A Manitoba woman will soon learn whether she'll serve four years in prison for stabbing her common-law husband, who was run over by two separate drunk drivers after collapsing on the road as he walked to get medical help for the stab wounds.
Lois Cook, 39, pleaded guilty Friday to manslaughter for the death of Dave Hudson, 32 on May 31, 2010, in the community of Berens River north of Winnipeg.
The community was celebrating Treaty Days and Cook, Hudson and a number of others had been partying and drinking at a home. At some point in the evening, the couple got into a dispute. Cook stabbed Hudson twice in the arm, leaving two three-millimetre stab wounds.
The intoxicated victim appeared fine despite his bleeding arm. He even spoke to other party guests -- before walking up the road to a nearby relative's home to get a ride to the nursing station.
The Crown says he collapsed in the roadway "likely due to the loss of blood." Court heard he was run over by a drunk driver and then run over by another drunk driver. Only the second collision was witnessed -- by RCMP on their way to investigate the stabbing call.
The wounds Hudson suffered from being run over were "extremely dramatic" and he was covered with "significant road rash." Believing it was the collision they saw that killed him, RCMP charged the 27-year-old driver with impaired driving causing death.
It wasn't until after the pathologist concluded his autopsy's careful "second look" he discovered Hudson actually died of blood loss stemming from a minuscule nick in an artery from the stabbing, Court of Queen's Bench Justice Joan McKelvey was told.
Police then undertook another investigation, which saw the first drunk driver come forward to admit he hit Hudson, but police didn't lay charges. They also arrested Cook for his death.
"There were a lot of issues... law school exam-type issues," Crown attorney Dan Angus said. The case went to a preliminary hearing earlier this year where Cook was ultimately committed to stand trial.

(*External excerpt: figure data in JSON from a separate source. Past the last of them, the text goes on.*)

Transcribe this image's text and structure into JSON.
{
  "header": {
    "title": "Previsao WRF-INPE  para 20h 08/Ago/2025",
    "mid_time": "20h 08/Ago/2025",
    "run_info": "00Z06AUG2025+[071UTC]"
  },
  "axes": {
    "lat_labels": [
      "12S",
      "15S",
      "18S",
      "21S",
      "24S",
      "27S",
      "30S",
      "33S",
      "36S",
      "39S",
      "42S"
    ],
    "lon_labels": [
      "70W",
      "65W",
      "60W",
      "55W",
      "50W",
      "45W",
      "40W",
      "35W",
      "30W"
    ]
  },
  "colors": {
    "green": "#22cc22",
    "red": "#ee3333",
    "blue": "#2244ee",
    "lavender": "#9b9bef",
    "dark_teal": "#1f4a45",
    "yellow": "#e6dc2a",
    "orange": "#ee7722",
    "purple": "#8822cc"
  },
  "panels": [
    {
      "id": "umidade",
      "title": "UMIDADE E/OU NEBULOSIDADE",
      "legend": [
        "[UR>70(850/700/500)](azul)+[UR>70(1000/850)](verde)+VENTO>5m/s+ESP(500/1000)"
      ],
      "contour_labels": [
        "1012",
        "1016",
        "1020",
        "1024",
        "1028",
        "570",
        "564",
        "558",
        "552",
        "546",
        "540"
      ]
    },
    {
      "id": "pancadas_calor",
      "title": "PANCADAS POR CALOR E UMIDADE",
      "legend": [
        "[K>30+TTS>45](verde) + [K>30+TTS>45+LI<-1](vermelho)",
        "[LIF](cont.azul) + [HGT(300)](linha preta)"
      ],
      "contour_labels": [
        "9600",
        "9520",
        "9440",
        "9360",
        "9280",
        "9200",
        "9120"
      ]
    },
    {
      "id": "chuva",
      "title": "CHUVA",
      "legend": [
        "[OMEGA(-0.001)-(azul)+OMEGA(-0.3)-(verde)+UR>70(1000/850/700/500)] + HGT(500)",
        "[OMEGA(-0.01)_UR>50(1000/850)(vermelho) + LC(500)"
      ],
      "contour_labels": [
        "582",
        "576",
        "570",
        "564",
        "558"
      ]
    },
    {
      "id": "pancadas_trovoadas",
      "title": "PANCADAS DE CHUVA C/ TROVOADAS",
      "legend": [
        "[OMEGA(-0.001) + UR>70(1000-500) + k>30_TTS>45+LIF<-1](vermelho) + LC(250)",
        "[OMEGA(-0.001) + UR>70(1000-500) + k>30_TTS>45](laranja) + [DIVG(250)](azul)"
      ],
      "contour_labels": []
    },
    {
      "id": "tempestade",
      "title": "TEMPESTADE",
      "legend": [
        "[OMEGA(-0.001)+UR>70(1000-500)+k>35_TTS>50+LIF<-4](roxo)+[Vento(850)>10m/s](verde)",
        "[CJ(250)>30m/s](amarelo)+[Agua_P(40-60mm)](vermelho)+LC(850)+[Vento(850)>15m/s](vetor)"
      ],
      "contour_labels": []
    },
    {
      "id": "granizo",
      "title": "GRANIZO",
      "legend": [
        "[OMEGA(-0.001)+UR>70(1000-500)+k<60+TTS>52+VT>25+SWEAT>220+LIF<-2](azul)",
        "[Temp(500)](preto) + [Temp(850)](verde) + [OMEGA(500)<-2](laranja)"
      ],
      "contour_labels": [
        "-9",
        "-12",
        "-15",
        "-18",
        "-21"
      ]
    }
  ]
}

Defence lawyer Scott Newman said the preliminary inquiry was necessary to sort out the facts of the case. Hudson's fatal stab injury was "by no means an obvious or significant wound," he said. If it had been caught in time, it was an "absolutely survivable" injury, Newman said of the medical evidence.
The Crown is seeking four years in prison for Cook, while Newman is asking for two years minus time served to keep her in the provincial jail system and placed on probation to help with a long-standing alcohol problem.
"I just want to apologize to the family for their loss, my loss and the children's loss," Cook said. "I hope they can forgive me one day."
McKelvey will issue a decision on Nov. 21.